- States are allowed to waive the federal restriction in full or in part and provide Supplemental Nutrition Assistance Program (SNAP) support to otherwise qualifying individuals with felony drug convictions.
- 26 states and Washington, D.C. have completely waived the ban, while 22 others, including Michigan, have kept a partial ban in place.
- In Michigan, a person with more than one drug felony conviction arising from separate incidents that occurred after Aug. 22, 1996, is barred from receiving federal assistance for life.
The Urgency: The time for changing this outdated law is NOW.
- Due to COVID-19, food insecurity has increased and employment opportunities have dwindled, compounding the existing economic challenges facing Michiganders with felonies on their criminal record.
- This reform will help more Michigan residents and their families weather these tough times.
- Ending the lifetime ban on SNAP for certain individuals with drug felonies also is in-line with the many other bipartisan criminal justice reforms that have already passed or are under consideration by the Michigan Legislature.
The Action: The Michigan Legislature has two avenues for action on enacting this change.
- This ban is perpetuated by boilerplate language in the annual Department of Health and Human Services budget—and could be struck down by the Appropriations Subcommittees.
- Standalone legislation would permanently fix this problem. Senate Bill 1006 has been introduced to make this change, and similar legislation is being introduced in the House.
The Impact: Passing this reform will have significant benefits for individuals and their families and the state as a whole.

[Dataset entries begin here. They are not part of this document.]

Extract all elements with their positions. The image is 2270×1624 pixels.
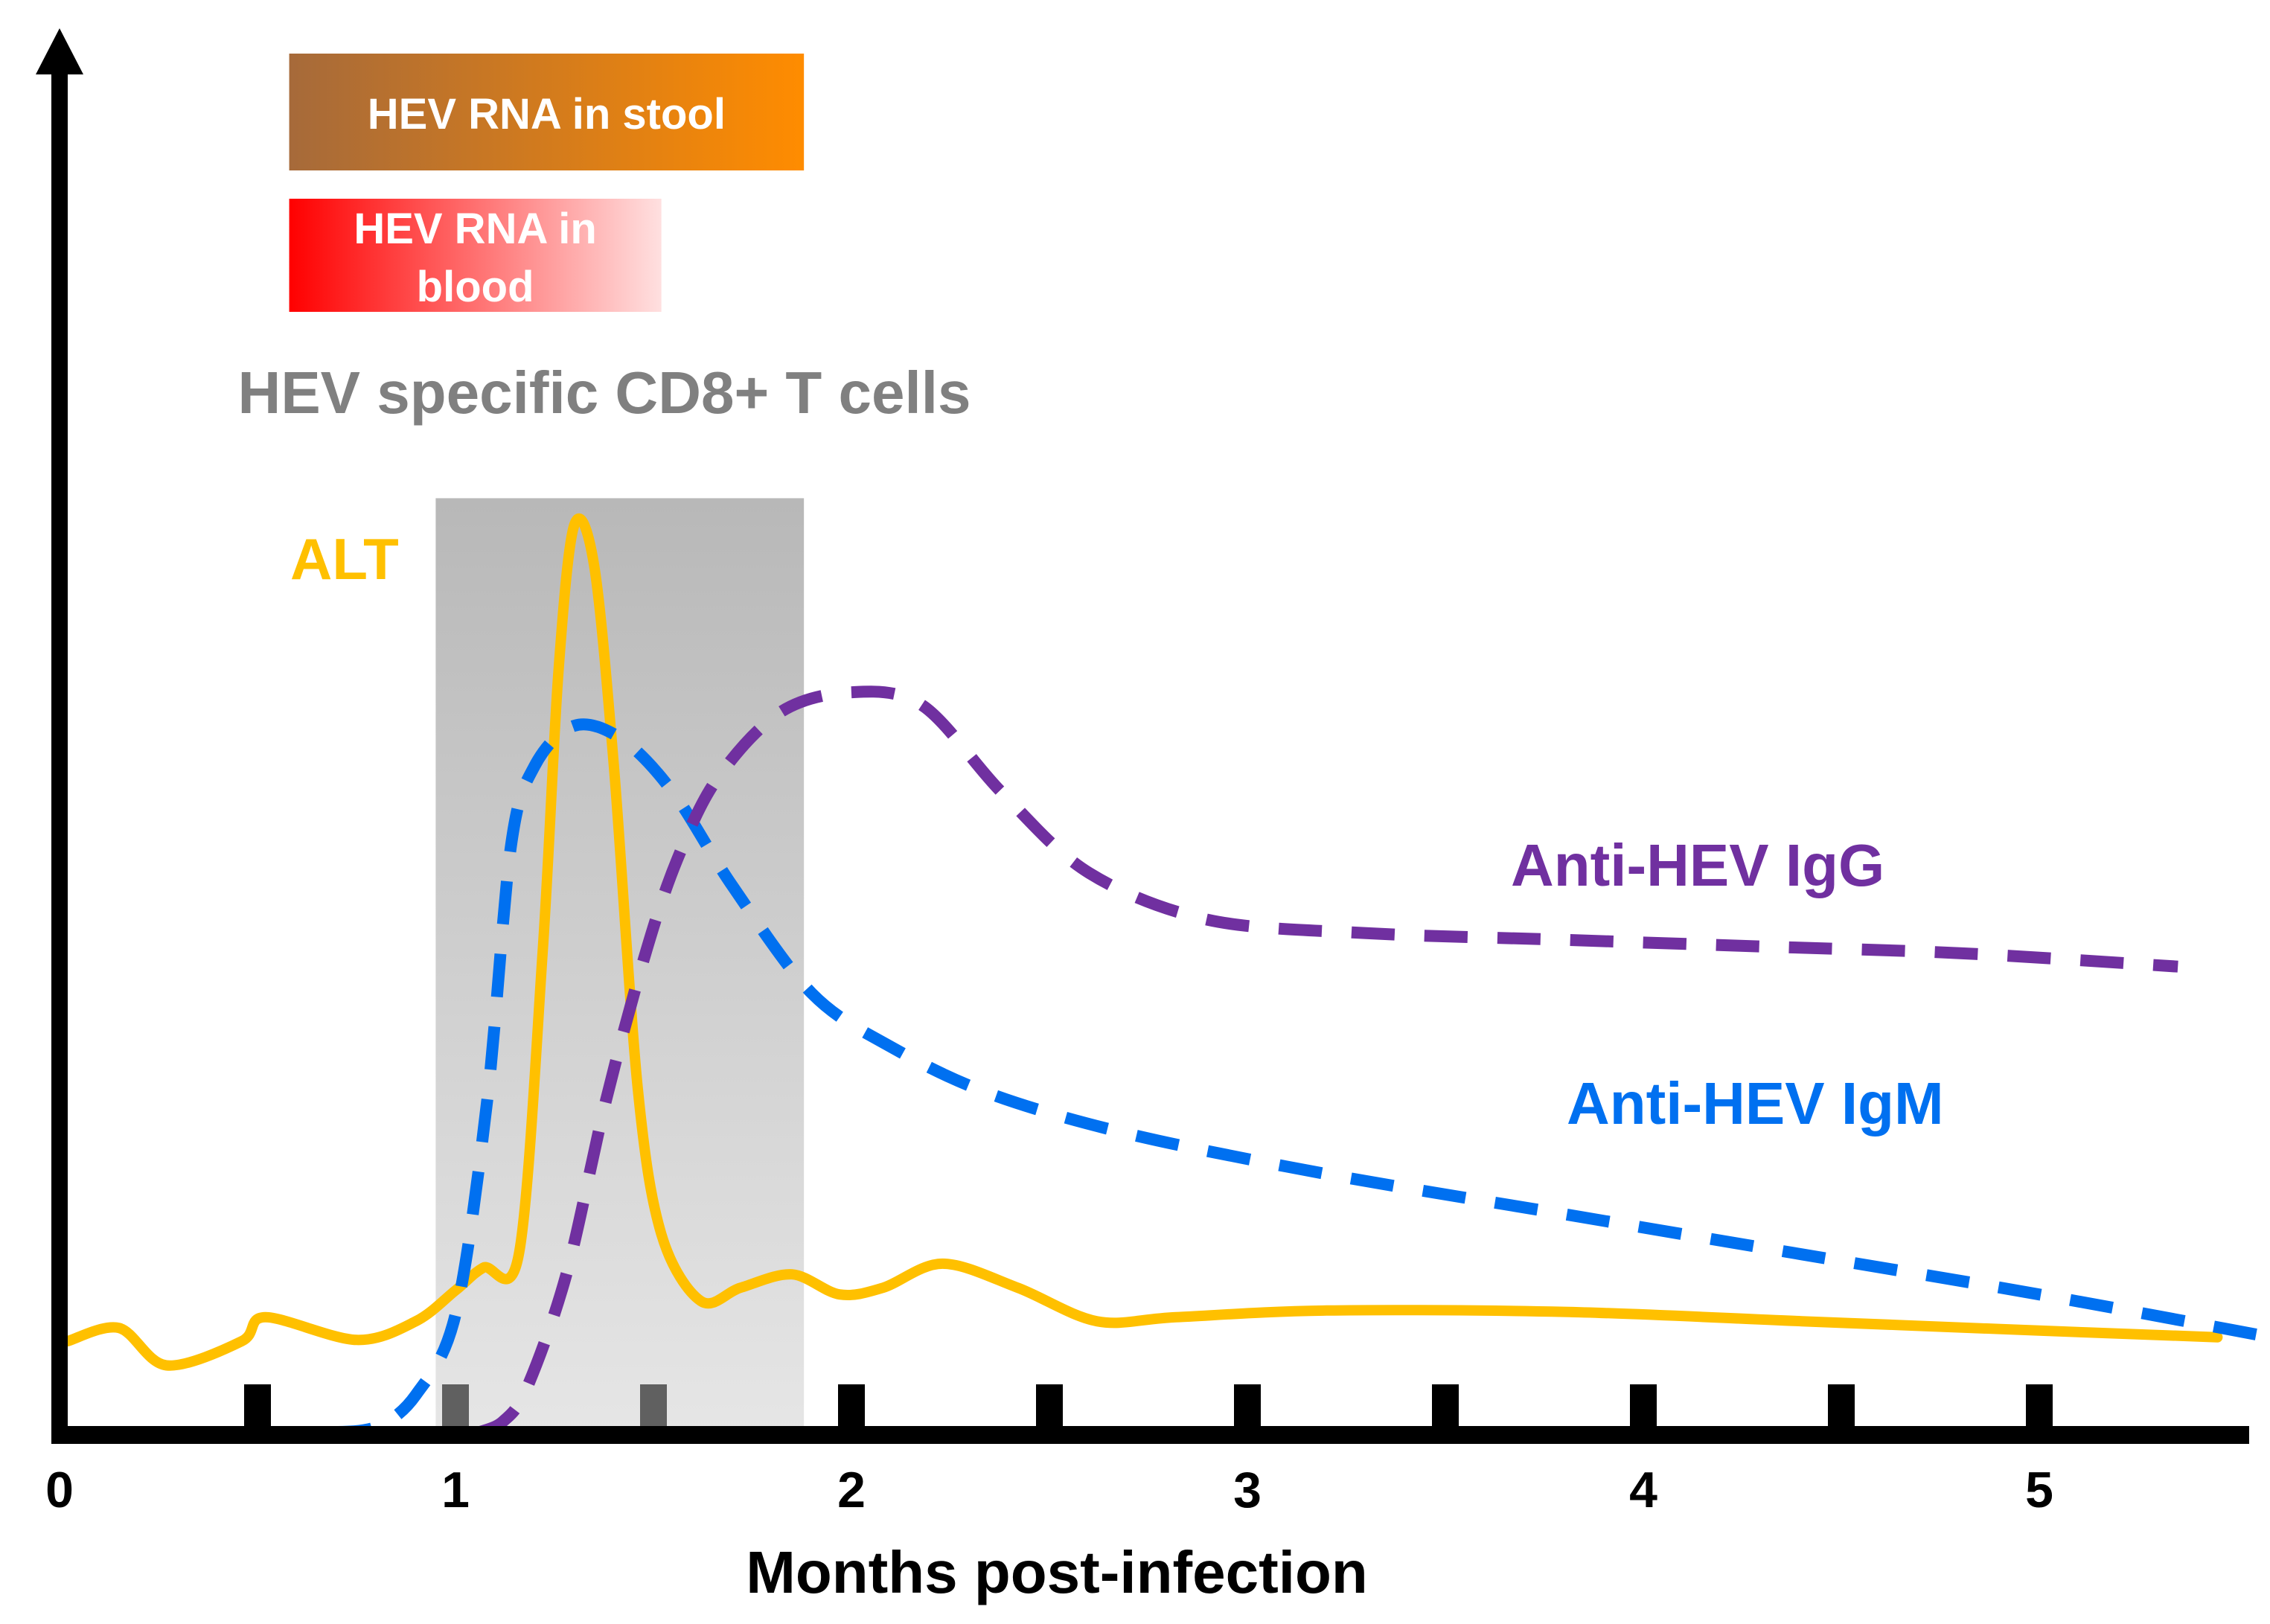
minor-tick-marks [244, 1384, 2053, 1428]
y-axis-arrowhead [36, 28, 83, 74]
igg-series-line [476, 685, 2178, 1438]
tcell-window-label: HEV specific CD8+ T cells [238, 359, 971, 426]
x-tick-label-3: 3 [1233, 1462, 1262, 1518]
blood-rna-label-line-2: blood [417, 263, 534, 311]
tcell-window-shading [435, 498, 805, 1435]
stool-rna-bar [289, 54, 805, 170]
blood-rna-bar [289, 199, 662, 312]
minor-tick-7 [1630, 1384, 1657, 1428]
x-tick-label-0: 0 [45, 1462, 74, 1518]
minor-tick-9 [2026, 1384, 2053, 1428]
minor-tick-0 [244, 1384, 271, 1428]
x-tick-label-4: 4 [1629, 1462, 1657, 1518]
minor-tick-3 [838, 1384, 865, 1428]
x-axis-title: Months post-infection [746, 1539, 1367, 1605]
igm-series-label: Anti-HEV IgM [1567, 1070, 1944, 1137]
x-tick-labels: 0 1 2 3 4 5 [45, 1462, 2053, 1518]
minor-tick-5 [1234, 1384, 1261, 1428]
alt-series-line [62, 513, 2223, 1371]
blood-rna-label-line-1: HEV RNA in [354, 205, 597, 253]
minor-tick-4 [1036, 1384, 1063, 1428]
igm-series-line [327, 718, 2259, 1439]
minor-tick-6 [1432, 1384, 1459, 1428]
x-tick-label-1: 1 [441, 1462, 470, 1518]
x-tick-label-2: 2 [837, 1462, 866, 1518]
x-tick-label-5: 5 [2025, 1462, 2053, 1518]
minor-tick-1 [442, 1384, 469, 1428]
minor-tick-2 [640, 1384, 667, 1428]
minor-tick-8 [1828, 1384, 1855, 1428]
igg-series-label: Anti-HEV IgG [1511, 832, 1884, 898]
stool-rna-label: HEV RNA in stool [368, 90, 726, 138]
alt-series-label: ALT [290, 526, 399, 592]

- Reduces recidivism: A study1 based on data from 43 states found that full eligibility for SNAP benefits among drug offenders decreases the probability of returning to prison within one year by 13.1%. Partial eligibility (as Michigan has adopted) has no impact on recidivism.
- Helps the formerly incarcerated and their families get back on their feet: Children whose parents have been incarcerated are at a higher risk for food insecurity. Public assistance, including SNAP, helps returning citizens make ends meet when other economic prospects are dire.
- Puts more money back into local economies: SNAP benefits are almost always spent locally and hence can help stimulate local economies. Every dollar in new SNAP benefits spent when the economy is weak and unemployment elevated would increase the gross domestic product by $1.54, a recent USDA study estimates.
- Saves individuals and the state money in other areas: In Michigan, food insecurity-related healthcare needs cost more than $1.8 billion per year statewide, $1,927 per food-insecure adult per year, $182 per person per year. Improving food security through SNAP could lead to savings in Michigan’s Medicaid program, while increasing food assistance cases costs the state nothing, because SNAP benefits are entirely federally funded.
- The study sample consisted of 4,885,754 offenders released in 43 states between 1971 and 2014, with the vast majority of releases occurring between 1992 and 2014.